Thursday, April 28

Hands-on: HP’s Chromebook 13 isn’t cheap, but it’s high-quality hardware

The low end of the Chromebook market is well-served, partly because Chromebooks do best in the cash-strapped education market and because the simplicity (and limitations) of ChromeOS are a better fit for budget hardware. For people who want something high-end, there’s always the $999 Chromebook Pixel, but that leaves a big space in between for people who want to make something that looks and feels nice but doesn’t cost a ton.

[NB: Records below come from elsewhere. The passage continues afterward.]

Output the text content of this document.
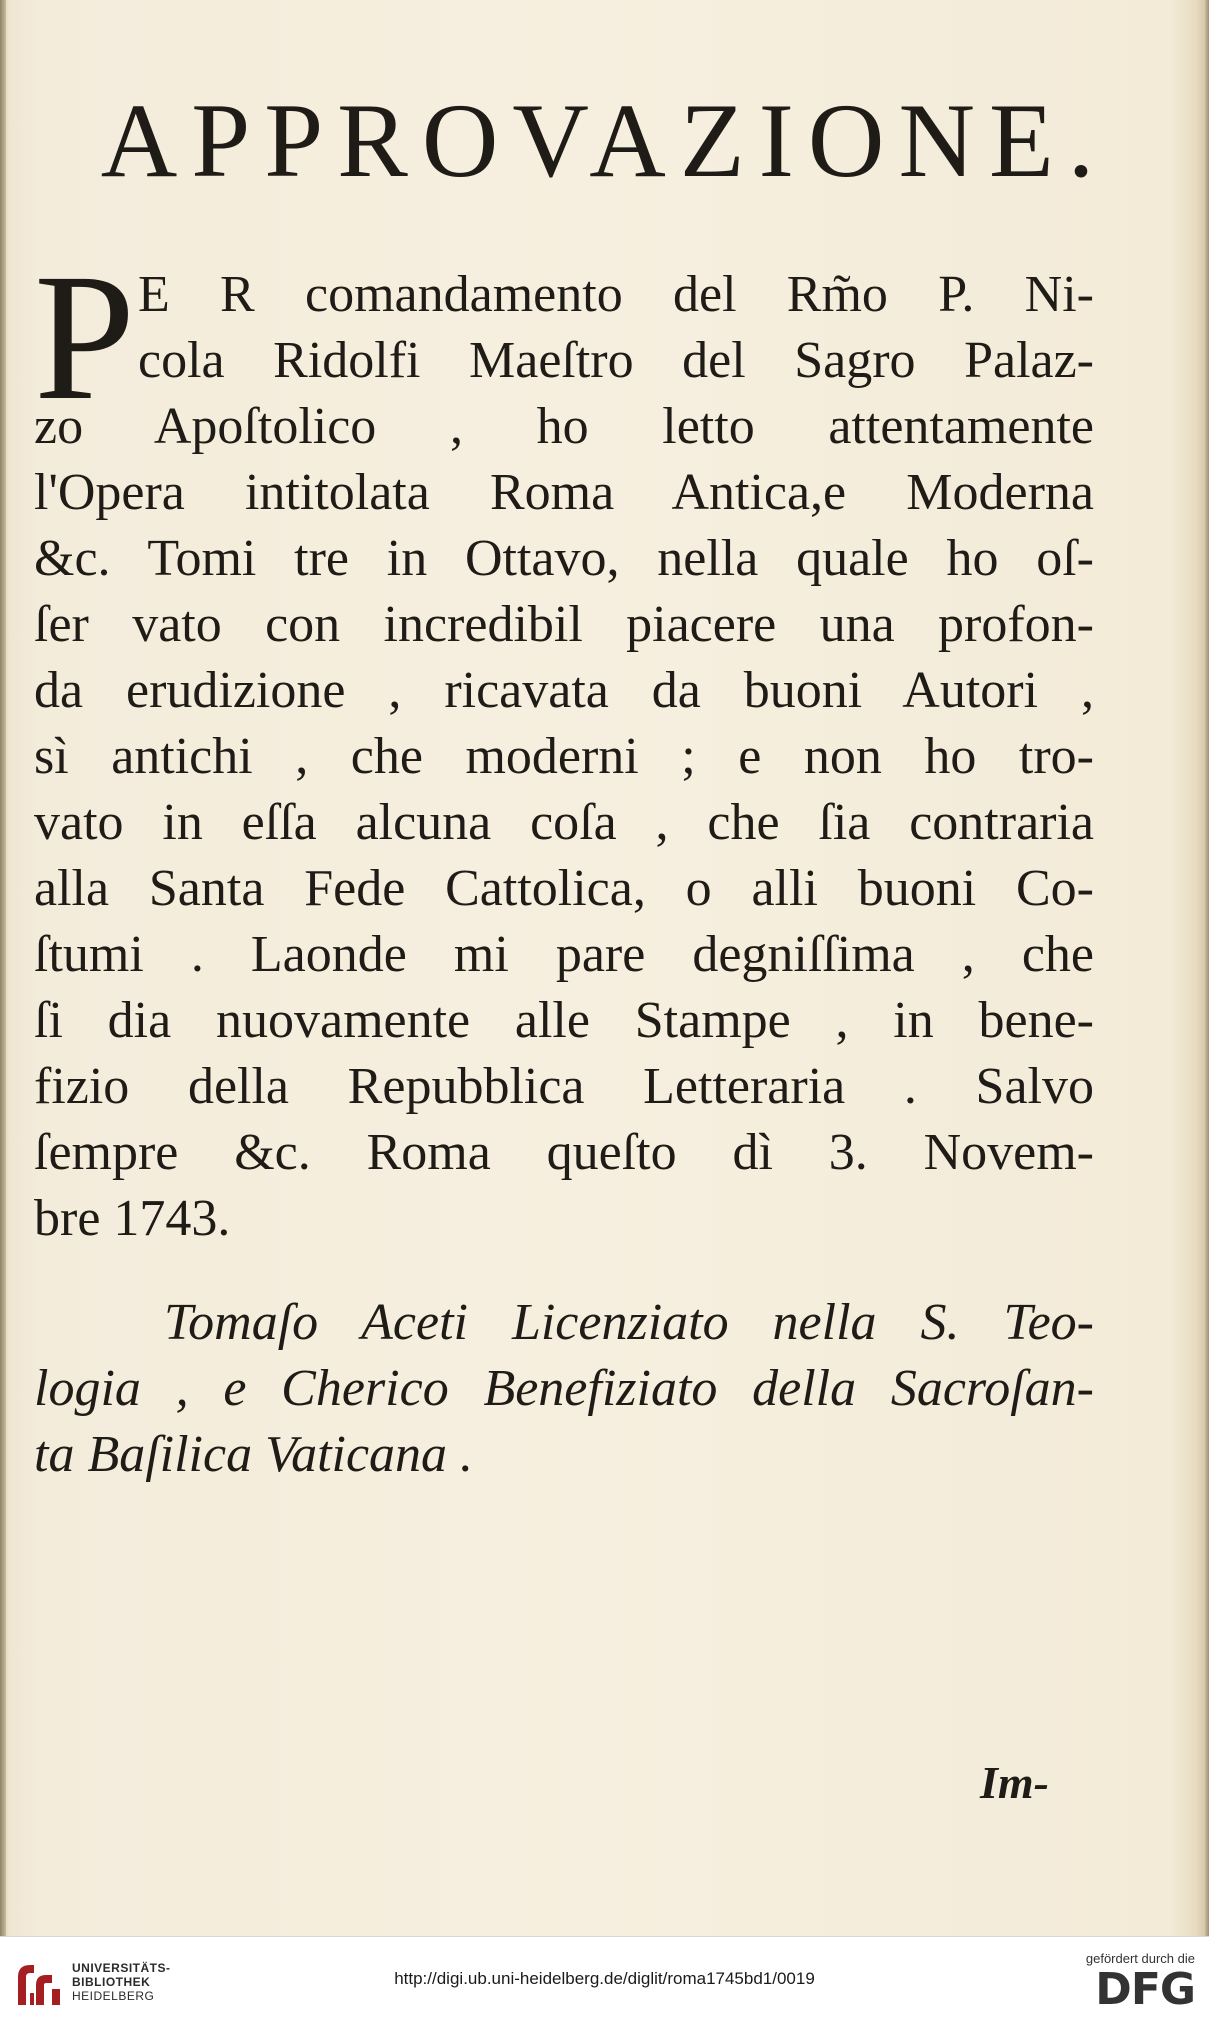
APPROVAZIONE.
P E R comandamento del Rm̃o P. Ni-
cola Ridolfi Maeſtro del Sagro Palaz-
zo Apoſtolico , ho letto attentamente
l'Opera intitolata Roma Antica,e Moderna
&c. Tomi tre in Ottavo, nella quale ho oſ-
ſer vato con incredibil piacere una profon-
da erudizione , ricavata da buoni Autori ,
sì antichi , che moderni ; e non ho tro-
vato in eſſa alcuna coſa , che ſia contraria
alla Santa Fede Cattolica, o alli buoni Co-
ſtumi . Laonde mi pare degniſſima , che
ſi dia nuovamente alle Stampe , in bene-
fizio della Repubblica Letteraria . Salvo
ſempre &c. Roma queſto dì 3. Novem-
bre 1743.
Tomaſo Aceti Licenziato nella S. Teo-
logia , e Cherico Benefiziato della Sacroſan-
ta Baſilica Vaticana .
Im-
UNIVERSITÄTS-
BIBLIOTHEK
HEIDELBERG
http://digi.ub.uni-heidelberg.de/diglit/roma1745bd1/0019
gefördert durch die
DFG
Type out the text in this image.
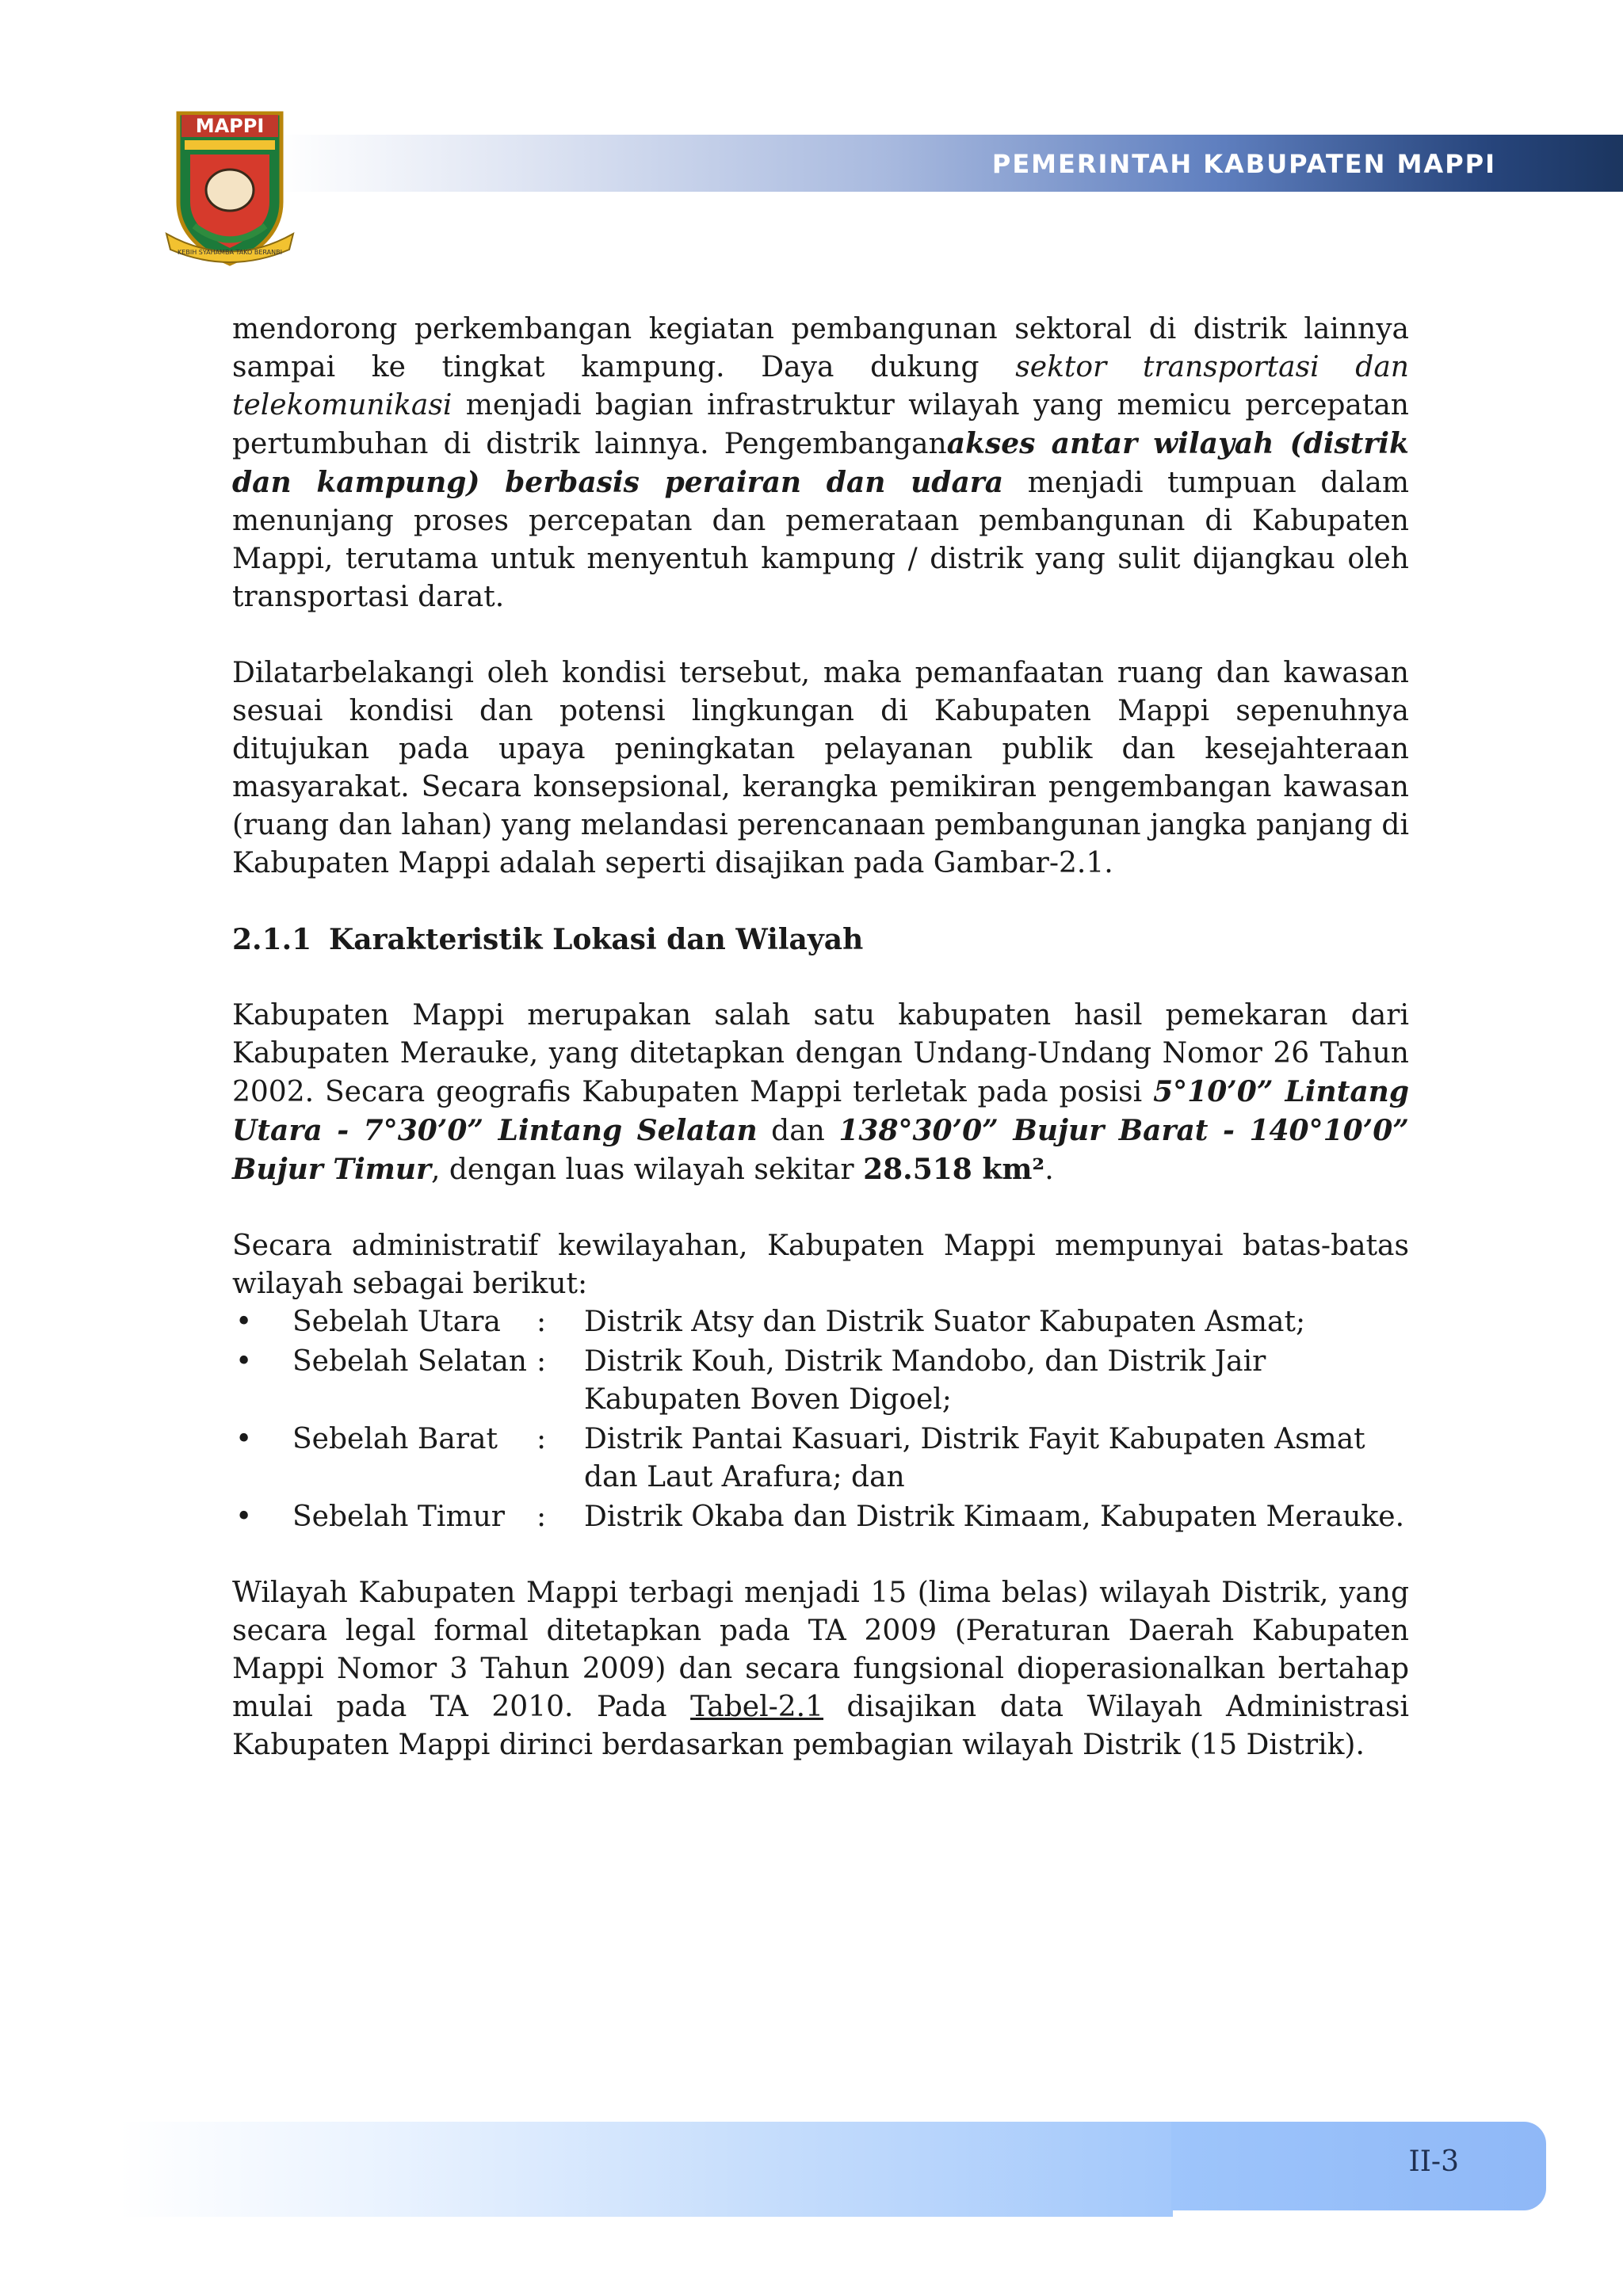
PEMERINTAH KABUPATEN MAPPI
MAPPI
KEBIH SYAHAMBA TAKO BERANBI

mendorong perkembangan kegiatan pembangunan sektoral di distrik lainnya sampai ke tingkat kampung. Daya dukung sektor transportasi dan telekomunikasi menjadi bagian infrastruktur wilayah yang memicu percepatan pertumbuhan di distrik lainnya. Pengembanganakses antar wilayah (distrik dan kampung) berbasis perairan dan udara menjadi tumpuan dalam menunjang proses percepatan dan pemerataan pembangunan di Kabupaten Mappi, terutama untuk menyentuh kampung / distrik yang sulit dijangkau oleh transportasi darat.

Dilatarbelakangi oleh kondisi tersebut, maka pemanfaatan ruang dan kawasan sesuai kondisi dan potensi lingkungan di Kabupaten Mappi sepenuhnya ditujukan pada upaya peningkatan pelayanan publik dan kesejahteraan masyarakat. Secara konsepsional, kerangka pemikiran pengembangan kawasan (ruang dan lahan) yang melandasi perencanaan pembangunan jangka panjang di Kabupaten Mappi adalah seperti disajikan pada Gambar-2.1.

2.1.1 Karakteristik Lokasi dan Wilayah

Kabupaten Mappi merupakan salah satu kabupaten hasil pemekaran dari Kabupaten Merauke, yang ditetapkan dengan Undang-Undang Nomor 26 Tahun 2002. Secara geografis Kabupaten Mappi terletak pada posisi 5°10’0” Lintang Utara - 7°30’0” Lintang Selatan dan 138°30’0” Bujur Barat - 140°10’0” Bujur Timur, dengan luas wilayah sekitar 28.518 km².

Secara administratif kewilayahan, Kabupaten Mappi mempunyai batas-batas wilayah sebagai berikut:

•	Sebelah Utara	:	Distrik Atsy dan Distrik Suator Kabupaten Asmat;
•	Sebelah Selatan :	Distrik Kouh, Distrik Mandobo, dan Distrik Jair Kabupaten Boven Digoel;
•	Sebelah Barat	:	Distrik Pantai Kasuari, Distrik Fayit Kabupaten Asmat dan Laut Arafura; dan
•	Sebelah Timur	:	Distrik Okaba dan Distrik Kimaam, Kabupaten Merauke.

Wilayah Kabupaten Mappi terbagi menjadi 15 (lima belas) wilayah Distrik, yang secara legal formal ditetapkan pada TA 2009 (Peraturan Daerah Kabupaten Mappi Nomor 3 Tahun 2009) dan secara fungsional dioperasionalkan bertahap mulai pada TA 2010. Pada Tabel-2.1 disajikan data Wilayah Administrasi Kabupaten Mappi dirinci berdasarkan pembagian wilayah Distrik (15 Distrik).

II-3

Certainly, there have been efforts. The Toshiba Chromebook 2 had a gorgeous 1080p IPS screen but a relatively weak Intel CPU. Dell’s Chromebook 13 is solidly mid-range, though the best features (including a 1080p screen, faster chips, and more RAM) are reserved for the higher-end models. And now there’s the HP Chromebook 13, which is merely a decent Chromebook at its $499 starting price but a full-on Chromebook Pixel competitor if you’re willing to pay more.

At $499, you get a 13.3-inch 1080p screen, a Skylake-based 1.5GHz Pentium 4405Y (which despite its name is a relative to the low-power Core M), 4GB of 1866MHz DDR3 RAM, and a 1080p screen, which isn’t bad for the price. A Core M-derived Pentium is still going to deliver stronger performance (particularly in the single-threaded CPU and the graphics departments) than the Atom-derived Celerons and Pentiums that ship in many low-end Chromebooks.